I’d like to set up auto-scaling for our bokeh application and run it behind an AWS load balancer. Can the traffic be routed to any random bokeh server? Or does each user/session/document create server-side user data which would be missing when sending the next request to a different server?

https://docs.bokeh.org/en/latest/docs/user_guide/concepts.html : “Documents contain all the Bokeh Models and data needed to render an interactive visualization or application in the browser.” Where are documents stored? I have to admit I don’t yet understand the difference between documents and sessions.

Judging from this pictogram: https://docs.bokeh.org/en/latest/docs/user_guide/server.html#building-bokeh-applications Each user gets their own document on the server which is synced to the browser ?

Thanks!

@Johannes a Document is actual data structure that is synchronized between Python and the browser. A Session is basically just a name for the machinery that handles synchronizing one particular Document instance. As long as a Session is open, its Document will continue to be synchronized. Once it is closed, no changes from the browser will affect the server (or vice versa).
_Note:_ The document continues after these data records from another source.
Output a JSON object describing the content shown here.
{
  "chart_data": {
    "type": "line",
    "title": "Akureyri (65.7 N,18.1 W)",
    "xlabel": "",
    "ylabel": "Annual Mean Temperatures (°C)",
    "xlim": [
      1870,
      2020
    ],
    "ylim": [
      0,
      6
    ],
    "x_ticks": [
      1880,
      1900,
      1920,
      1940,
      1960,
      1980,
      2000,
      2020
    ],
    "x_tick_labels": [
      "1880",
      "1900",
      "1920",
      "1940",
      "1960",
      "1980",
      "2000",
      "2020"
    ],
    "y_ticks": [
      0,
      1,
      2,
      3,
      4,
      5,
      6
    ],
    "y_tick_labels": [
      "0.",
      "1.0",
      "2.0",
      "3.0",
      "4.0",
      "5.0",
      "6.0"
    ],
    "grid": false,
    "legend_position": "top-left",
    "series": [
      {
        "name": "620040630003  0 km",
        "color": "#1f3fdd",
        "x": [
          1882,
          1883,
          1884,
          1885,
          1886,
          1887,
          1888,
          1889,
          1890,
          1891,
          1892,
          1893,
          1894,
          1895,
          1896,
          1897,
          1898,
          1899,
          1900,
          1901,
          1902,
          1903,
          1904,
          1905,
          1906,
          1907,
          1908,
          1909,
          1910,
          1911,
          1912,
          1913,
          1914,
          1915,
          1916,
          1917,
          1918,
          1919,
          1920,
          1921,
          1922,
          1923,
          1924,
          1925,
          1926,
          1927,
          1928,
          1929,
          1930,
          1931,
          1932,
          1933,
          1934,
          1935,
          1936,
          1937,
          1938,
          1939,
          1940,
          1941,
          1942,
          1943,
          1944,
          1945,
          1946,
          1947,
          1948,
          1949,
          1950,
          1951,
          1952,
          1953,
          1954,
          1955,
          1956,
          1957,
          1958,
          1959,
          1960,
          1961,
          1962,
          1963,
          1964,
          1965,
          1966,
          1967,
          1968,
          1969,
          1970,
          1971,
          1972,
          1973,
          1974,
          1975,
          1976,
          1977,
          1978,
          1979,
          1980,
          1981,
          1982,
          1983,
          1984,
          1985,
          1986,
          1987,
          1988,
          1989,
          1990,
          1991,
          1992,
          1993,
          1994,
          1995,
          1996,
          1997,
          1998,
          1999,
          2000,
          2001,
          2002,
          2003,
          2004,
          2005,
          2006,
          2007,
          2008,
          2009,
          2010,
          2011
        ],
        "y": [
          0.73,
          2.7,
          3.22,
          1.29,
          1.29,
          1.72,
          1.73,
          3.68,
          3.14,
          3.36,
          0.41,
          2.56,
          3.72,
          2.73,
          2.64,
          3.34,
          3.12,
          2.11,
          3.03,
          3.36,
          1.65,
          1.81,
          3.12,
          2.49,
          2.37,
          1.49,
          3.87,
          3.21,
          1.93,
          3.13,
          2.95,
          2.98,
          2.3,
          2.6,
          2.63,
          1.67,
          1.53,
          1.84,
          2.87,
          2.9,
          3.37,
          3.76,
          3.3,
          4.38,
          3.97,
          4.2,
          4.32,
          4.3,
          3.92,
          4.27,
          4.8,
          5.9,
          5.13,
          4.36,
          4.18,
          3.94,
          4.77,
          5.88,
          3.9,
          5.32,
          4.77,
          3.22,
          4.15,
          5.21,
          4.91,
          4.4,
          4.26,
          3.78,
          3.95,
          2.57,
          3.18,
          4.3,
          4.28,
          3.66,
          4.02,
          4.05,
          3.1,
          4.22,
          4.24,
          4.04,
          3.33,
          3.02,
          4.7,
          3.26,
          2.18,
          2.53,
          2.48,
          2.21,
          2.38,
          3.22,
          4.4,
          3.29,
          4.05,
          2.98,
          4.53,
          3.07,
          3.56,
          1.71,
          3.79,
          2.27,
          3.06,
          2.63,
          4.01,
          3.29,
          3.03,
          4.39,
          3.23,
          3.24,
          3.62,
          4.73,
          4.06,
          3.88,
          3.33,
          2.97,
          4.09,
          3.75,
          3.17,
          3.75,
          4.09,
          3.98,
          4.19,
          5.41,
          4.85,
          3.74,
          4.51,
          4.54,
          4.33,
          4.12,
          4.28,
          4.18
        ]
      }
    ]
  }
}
Bokeh does not currently have any capability to re-open closed sessions.

As far as routing/load balancing is concerned, immediately after an initial HTTP request, all traffic is subsequently only handled over a websocket. Bokeh itself can already accommodate dealing with the case where the HTTP request lands on one server and the websocket lands on a different one. (Though if you can configure your proxy to send them to the same server, e.g I think nginx has a notion of “sticky” sessions, then that is advised).

1 Like

Thank you for your reply.

I can definitely enable ‘sticky sessions’ on the AWS LB. So if I understand you correctly (and my conclusions):

  1. the HTTP request can in principle go to any target, it could even go to a random target for every new request, but using sticky behavior is advised.
  2. for the WebSocket connection one has to insure it always goes to the same target because that’s where the Document instance lives (I don’t know WebSocket connections, this might be an implicit requirement of the implementation?).
  3. if a target is removed because it’s unhealthy or is down-scaled (not sure what the behavior is when there are still active WebSocket connections, probably it would only be stopped once all connections are drained), BokehJS would display the ‘connection disconnected’ entry in browser log.
  4. Sticky sessions is advisable because it would insure one user can only ‘block’ one target, which simplifies scaling. Also if a target becomes unhealthy, the user will be routed to a healthy target and a new document/session will be created.

@Johannes not quite, there is one HTTP request (and response) and then one websocket connection. When I say stickiness I mean it’s ideal if the http:// request and the subsequent ws:// request land on the same server. [1]


  1. Bokeh will make things work even if that is not the case, but if the HTTP and websocket requests land on different servers, the penalty is that the app code gets executed twice (once on the HTTP request to generated the page template, and again on the websocket connection because the live synced document has to live where the websocket connection is). ↩︎